Lost in Translation

Unpacking Colleen Hoover’s controversial novel, It Ends With Us.

15+of+Colleen+Hoover%E2%80%99s+books+are+ranked+on+the+best-sellers+list%2C+including+It+Ends+With+Us.

Nenad Stojkovic

15 of Colleen Hoover’s books are ranked on the best-sellers list, including It Ends With Us.

With TikTok’s chokehold on our generation, through enthralling videos in a quick, easy-to-digest format, its sheer impact on today’s popular trends is not shocking. The social media app harbors many unique communities of specific interests ranging from fashion and makeup to cooking to video games to books. The latter’s audience is categorized into #BookTok. Videos under that hashtag offer content including reviews, suggestions, to-be-read lists, and virtually anything else a book reader would enjoy or find relevant.

Book reviews are bountiful on TikTok and unsurprisingly, it permits authors previously unknown to hold a top spot in book sales worldwide for weeks. A prime example of this phenomenon would be Colleen Hoover and her best-selling book It Ends With Us that was published in 2016. According to the New York Times, she has sold more books than Dr. Seuss, author of a plethora of beloved children’s books known for whimsical rhymes bolstering vibrant plots. Hoover has sold more books than James Patterson and John Grisham combined. She has managed to beat Patterson whose paperbound presence is inescapable from even the most niche airport book stands with a whopping 200 novels in his repertoire.

Hoover’s most popular book to date, It Ends With Us, tells a painful story about domestic abuse. With its popularity, however, comes the polarization it brings to the BookTok community. Users have taken two distinct sides when it comes to Hoover’s controversial novel.

Many have condemned the author for romanticizing abuse and domestic violence through the main character Lily Bloom’s relationship with aspiring surgeon Ryle. Defenders of Hoover argue that the relationship described in the book is based on the author’s own mother and her struggle with an abusive partner, which is mentioned in the acknowledgements.

Still, many members of the BookTok community attack Hoover’s writing skills, claiming that her juvenile prose belongs on Wattpad, a popular fan fiction site.

Wattpad’s inclusivity and accessibility allows anyone to post their writing, making it a hotspot for young writers. However, jabs at Hoover’s writing does not undermine the fact that she reigns on best-selling lists with unparalleled success.

So, are Hoover’s writing skills to blame for the skewed message about domestic abuse in It Ends With Us, or have readers misunderstood that author’s intent.

Maybe the fault lies on both sides, but an author should not need her acknowledgements to get the point across. If the recurring issue appears to be the idealization of abusive relationships, domestic violence, and sexual assault in books largely characterized by women in somewhat forbidden relationships with a disturbing power imbalance, how hard is it truly for the audience to be only slightly confused?

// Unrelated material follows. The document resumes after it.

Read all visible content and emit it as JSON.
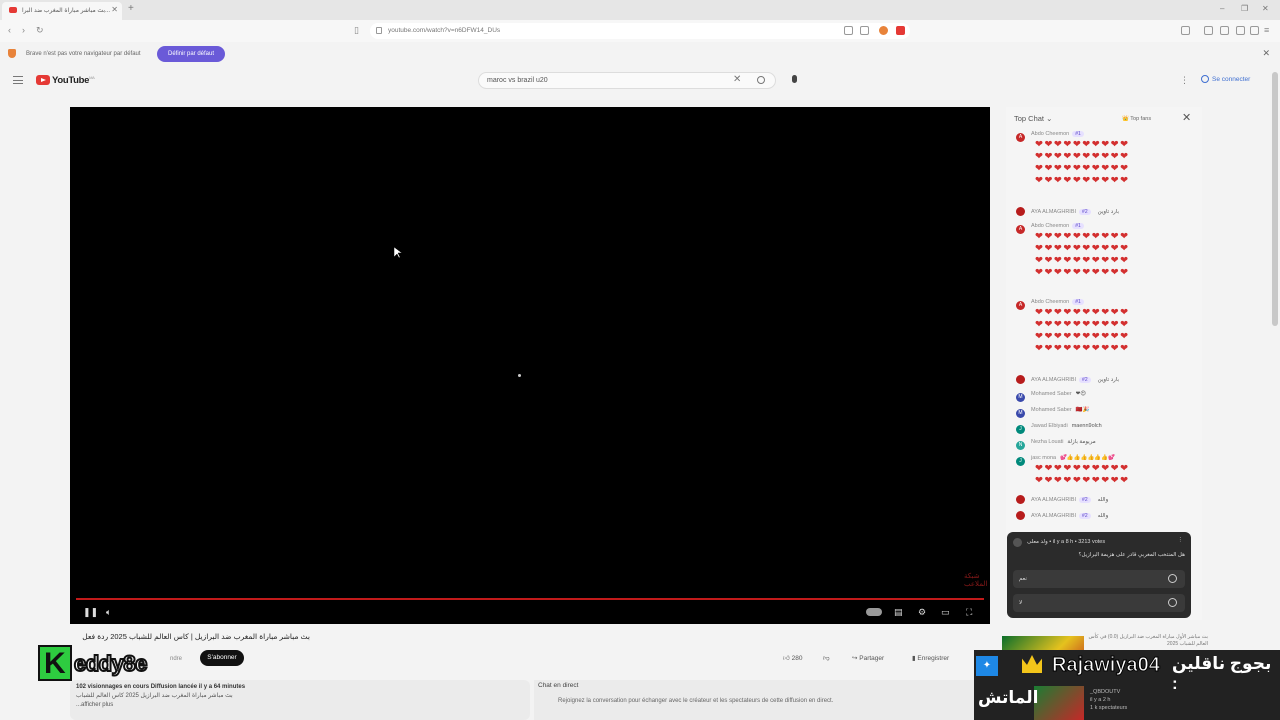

However, confusion may be Hoover’s exact purpose. Fans of the book who voice their conflict over the abusive partner, despite all his horrendous actions, mirror the mindset of victims in an abusive relationship. Some argue that Hoover thoroughly paints the war within victims’ minds which is why she makes the man so irresistible and terrible all at once–to make the reader feel the main character’s pain by falling in love with him all while experiencing the same suffering. Her fictional relationship becomes very real when it shows exactly how hard it is to leave an abusive relationship.

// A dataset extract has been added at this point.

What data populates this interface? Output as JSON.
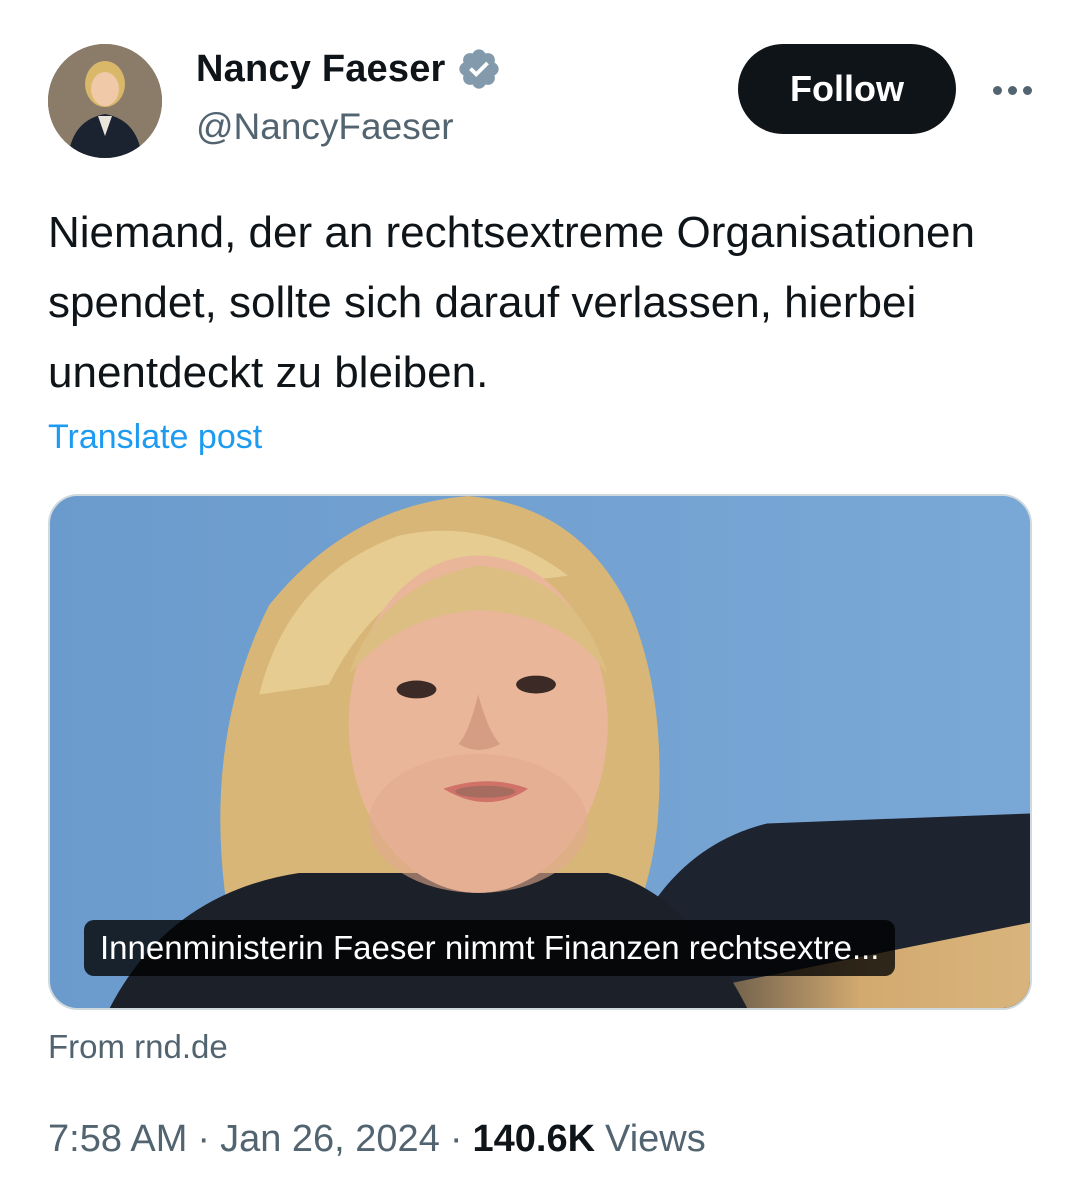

Considering all of this, Hoover does not claim to write a blueprint on how to leave abusive relationships. In an interview for BookCon 2012 Hoover said, “I hope readers take away [from the book] that people deserve respect in relationships. . . .Not just women, but everyone.”

Does a book touted as breaking the cycle of domestic violence with a message that is only apparent past the last page raise concerns? Perhaps. But in the end, we are reading a book based on the author’s own experiences. If the book leads to productive dialogue about domestic abuse, there is value in that. We should not judge Hoover’s reality. All stories deserve to be told.